When Ken went on to talk about developing a game, he pointed out an important lesson, or set of lessons found on the way to completion. The main lesson to take away is this: Make everything you feel is important into the game. Not everything will survive until the final cut, but starting with the most ideas will ensure that the best will bubble to the top.

Ken’s Suggestions for building the best gaming experience possible:

  • build 400%
  • archive 350%
  • develop all remaining into 100% awesome!!!

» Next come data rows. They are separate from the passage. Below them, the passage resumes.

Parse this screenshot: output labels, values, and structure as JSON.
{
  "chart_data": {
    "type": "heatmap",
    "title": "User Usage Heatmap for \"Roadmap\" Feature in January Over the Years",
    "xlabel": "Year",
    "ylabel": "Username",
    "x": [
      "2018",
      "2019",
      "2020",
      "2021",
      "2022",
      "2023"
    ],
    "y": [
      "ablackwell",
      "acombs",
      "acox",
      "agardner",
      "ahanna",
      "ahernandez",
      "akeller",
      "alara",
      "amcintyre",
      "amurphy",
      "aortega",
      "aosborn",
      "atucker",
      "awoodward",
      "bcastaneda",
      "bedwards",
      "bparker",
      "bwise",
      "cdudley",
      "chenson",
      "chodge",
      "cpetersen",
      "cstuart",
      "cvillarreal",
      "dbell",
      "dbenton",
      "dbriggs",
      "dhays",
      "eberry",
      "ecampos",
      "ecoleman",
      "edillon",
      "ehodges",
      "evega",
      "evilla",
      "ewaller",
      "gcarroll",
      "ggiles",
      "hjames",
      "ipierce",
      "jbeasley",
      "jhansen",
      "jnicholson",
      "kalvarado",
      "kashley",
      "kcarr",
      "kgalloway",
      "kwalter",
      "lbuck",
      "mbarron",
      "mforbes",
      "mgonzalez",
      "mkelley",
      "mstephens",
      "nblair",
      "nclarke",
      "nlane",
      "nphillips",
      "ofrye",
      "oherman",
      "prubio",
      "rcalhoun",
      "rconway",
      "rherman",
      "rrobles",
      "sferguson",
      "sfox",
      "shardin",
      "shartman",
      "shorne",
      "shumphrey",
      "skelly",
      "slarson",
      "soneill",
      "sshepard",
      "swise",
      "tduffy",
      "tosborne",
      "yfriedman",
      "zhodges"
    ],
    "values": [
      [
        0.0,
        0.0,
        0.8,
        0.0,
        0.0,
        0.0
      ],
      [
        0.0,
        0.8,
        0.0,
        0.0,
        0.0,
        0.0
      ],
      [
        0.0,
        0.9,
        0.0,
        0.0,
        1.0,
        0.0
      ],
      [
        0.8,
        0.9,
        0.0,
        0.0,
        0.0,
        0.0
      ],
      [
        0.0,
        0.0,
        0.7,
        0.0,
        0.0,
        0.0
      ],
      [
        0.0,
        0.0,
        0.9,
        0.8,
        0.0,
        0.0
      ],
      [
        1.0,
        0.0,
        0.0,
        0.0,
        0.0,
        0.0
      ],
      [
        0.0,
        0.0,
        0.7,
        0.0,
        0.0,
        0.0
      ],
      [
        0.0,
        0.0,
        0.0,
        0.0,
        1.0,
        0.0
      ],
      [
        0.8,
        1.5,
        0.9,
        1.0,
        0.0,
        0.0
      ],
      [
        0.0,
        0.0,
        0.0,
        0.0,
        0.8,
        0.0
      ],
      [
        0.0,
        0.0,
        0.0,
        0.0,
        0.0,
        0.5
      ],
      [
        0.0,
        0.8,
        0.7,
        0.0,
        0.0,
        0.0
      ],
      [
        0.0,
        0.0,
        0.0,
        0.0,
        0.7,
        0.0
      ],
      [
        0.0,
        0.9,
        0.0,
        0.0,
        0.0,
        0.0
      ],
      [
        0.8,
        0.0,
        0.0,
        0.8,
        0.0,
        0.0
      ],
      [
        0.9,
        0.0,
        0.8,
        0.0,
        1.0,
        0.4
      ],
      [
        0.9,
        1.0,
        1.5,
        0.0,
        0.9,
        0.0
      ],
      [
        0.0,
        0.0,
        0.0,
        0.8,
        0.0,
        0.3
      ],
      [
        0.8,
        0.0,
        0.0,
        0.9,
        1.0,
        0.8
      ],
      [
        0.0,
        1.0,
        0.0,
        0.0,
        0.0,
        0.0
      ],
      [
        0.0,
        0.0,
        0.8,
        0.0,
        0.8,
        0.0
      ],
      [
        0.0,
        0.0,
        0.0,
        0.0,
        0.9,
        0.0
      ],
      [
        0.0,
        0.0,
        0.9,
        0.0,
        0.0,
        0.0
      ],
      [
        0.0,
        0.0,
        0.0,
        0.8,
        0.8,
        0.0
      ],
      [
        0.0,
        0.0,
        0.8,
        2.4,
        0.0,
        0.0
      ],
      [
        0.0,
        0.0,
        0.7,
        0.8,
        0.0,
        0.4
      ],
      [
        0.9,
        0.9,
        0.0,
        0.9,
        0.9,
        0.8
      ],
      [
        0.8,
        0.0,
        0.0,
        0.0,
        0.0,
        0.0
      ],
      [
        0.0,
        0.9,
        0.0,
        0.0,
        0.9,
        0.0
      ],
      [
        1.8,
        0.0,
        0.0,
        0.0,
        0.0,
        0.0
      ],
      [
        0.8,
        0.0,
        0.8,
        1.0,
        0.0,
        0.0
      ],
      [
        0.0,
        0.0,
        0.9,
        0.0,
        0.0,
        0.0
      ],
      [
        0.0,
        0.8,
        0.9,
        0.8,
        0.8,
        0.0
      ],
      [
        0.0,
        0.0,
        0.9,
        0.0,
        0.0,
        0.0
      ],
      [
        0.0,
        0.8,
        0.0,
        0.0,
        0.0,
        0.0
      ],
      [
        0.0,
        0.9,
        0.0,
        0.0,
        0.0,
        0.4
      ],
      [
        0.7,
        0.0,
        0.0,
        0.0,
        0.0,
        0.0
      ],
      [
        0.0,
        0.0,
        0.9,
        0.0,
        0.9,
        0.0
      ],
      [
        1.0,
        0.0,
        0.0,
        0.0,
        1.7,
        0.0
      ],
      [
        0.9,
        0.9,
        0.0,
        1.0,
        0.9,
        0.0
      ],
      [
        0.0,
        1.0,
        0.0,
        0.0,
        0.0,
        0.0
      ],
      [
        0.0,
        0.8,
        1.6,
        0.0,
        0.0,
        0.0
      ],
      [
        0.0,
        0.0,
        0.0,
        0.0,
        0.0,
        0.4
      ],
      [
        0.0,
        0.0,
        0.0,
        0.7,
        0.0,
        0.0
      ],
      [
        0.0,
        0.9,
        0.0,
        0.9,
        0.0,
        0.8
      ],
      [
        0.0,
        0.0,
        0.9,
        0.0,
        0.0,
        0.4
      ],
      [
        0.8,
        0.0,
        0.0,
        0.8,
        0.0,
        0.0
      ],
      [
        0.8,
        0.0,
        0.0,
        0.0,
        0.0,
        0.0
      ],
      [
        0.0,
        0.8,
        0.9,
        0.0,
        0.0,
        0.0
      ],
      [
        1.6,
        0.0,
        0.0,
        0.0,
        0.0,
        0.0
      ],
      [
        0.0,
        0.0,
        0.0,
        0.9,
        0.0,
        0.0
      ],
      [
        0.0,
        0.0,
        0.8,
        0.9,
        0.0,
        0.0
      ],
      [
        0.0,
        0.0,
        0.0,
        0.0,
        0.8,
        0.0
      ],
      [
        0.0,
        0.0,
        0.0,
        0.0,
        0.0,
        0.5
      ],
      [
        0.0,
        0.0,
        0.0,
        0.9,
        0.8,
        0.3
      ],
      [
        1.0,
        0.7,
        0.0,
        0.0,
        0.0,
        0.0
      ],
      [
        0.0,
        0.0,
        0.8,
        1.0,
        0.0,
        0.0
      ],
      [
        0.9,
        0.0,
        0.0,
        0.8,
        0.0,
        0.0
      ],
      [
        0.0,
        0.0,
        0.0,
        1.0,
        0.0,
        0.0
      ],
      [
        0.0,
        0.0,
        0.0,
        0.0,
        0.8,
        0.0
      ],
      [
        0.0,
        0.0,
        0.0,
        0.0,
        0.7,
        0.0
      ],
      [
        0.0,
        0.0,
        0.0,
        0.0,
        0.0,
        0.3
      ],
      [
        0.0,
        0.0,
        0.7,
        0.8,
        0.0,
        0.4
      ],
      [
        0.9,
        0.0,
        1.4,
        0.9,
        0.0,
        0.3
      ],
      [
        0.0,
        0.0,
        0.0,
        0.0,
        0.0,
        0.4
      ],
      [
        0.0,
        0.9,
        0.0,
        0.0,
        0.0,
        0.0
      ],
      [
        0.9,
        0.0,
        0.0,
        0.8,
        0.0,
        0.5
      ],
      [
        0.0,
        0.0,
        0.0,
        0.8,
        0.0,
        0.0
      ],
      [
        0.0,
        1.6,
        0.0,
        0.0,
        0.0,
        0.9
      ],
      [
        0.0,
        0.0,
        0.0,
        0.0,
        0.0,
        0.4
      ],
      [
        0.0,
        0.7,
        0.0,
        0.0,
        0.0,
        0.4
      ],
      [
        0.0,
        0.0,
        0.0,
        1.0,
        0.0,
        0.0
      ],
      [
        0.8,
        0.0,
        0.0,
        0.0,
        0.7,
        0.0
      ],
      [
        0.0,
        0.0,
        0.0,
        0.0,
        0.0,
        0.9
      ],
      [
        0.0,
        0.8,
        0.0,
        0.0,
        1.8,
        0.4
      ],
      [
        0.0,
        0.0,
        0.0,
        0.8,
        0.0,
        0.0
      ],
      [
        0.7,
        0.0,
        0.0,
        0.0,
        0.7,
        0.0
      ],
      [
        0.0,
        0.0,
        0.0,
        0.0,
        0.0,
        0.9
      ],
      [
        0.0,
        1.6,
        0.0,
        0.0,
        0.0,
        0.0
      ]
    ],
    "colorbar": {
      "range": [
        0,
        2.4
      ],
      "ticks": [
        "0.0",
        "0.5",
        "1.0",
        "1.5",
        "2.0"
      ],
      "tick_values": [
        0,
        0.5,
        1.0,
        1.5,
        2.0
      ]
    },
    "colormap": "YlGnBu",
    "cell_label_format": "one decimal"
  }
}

In short, build 4 times as much material, 4 times as much story, 4 times as much environments, 4 times as many items, etc. From this, trim out any extranneous material, any slow-moving materials, and unneeded storylines. When only the best of the best is left, expand, expound, improve, and increase this remaining 50% into 100% awesome materials.

unanticipated lessons and benefits: like surviving in the wilderness

Brown bag festival

  1. Test pitch on gamers- By inviting all the gamers, we were able to test the pitches on actual gamers
  2. Gauge trends- See how many game types are re-occuring trends in the minds of gamers
  3. Share process with studio- the whole staff gets to be involved and excited about the games
  4. Celebrate creativity- everyone presenting feels important
  5. Reward initiative and commitment- Those who are active staff members are rewarded for their efforts
  6. Public display of studio mission- the public gets to see your level of excitement and interest in fames

Literature is the sum of the text and the response of the reader!

so…

Final Word: Presenting to the money men

In the end, its all about the premise and powerpoint. But, having our materials presented to the entire staff generated the FAQ- questions which would be about what the executive WANTS to hear. And then you can answer those things. If you could promote to friends, and answer all FAQ they have in an effort to prepare the FAQ for executives, you’ll be gold. If you can answer 3 questions in a row, they know you’re smart, you’ve thought about the product and the process, and you’re a good bet..

The visionary genious must answer each and every question when presenting the materials. The presentation is a way to get executive and user questions, they are different even with studio folks. Have those 3 great answers to win

Last word: Ron Kelton suggests you always use the word “freshness” instead of innovation.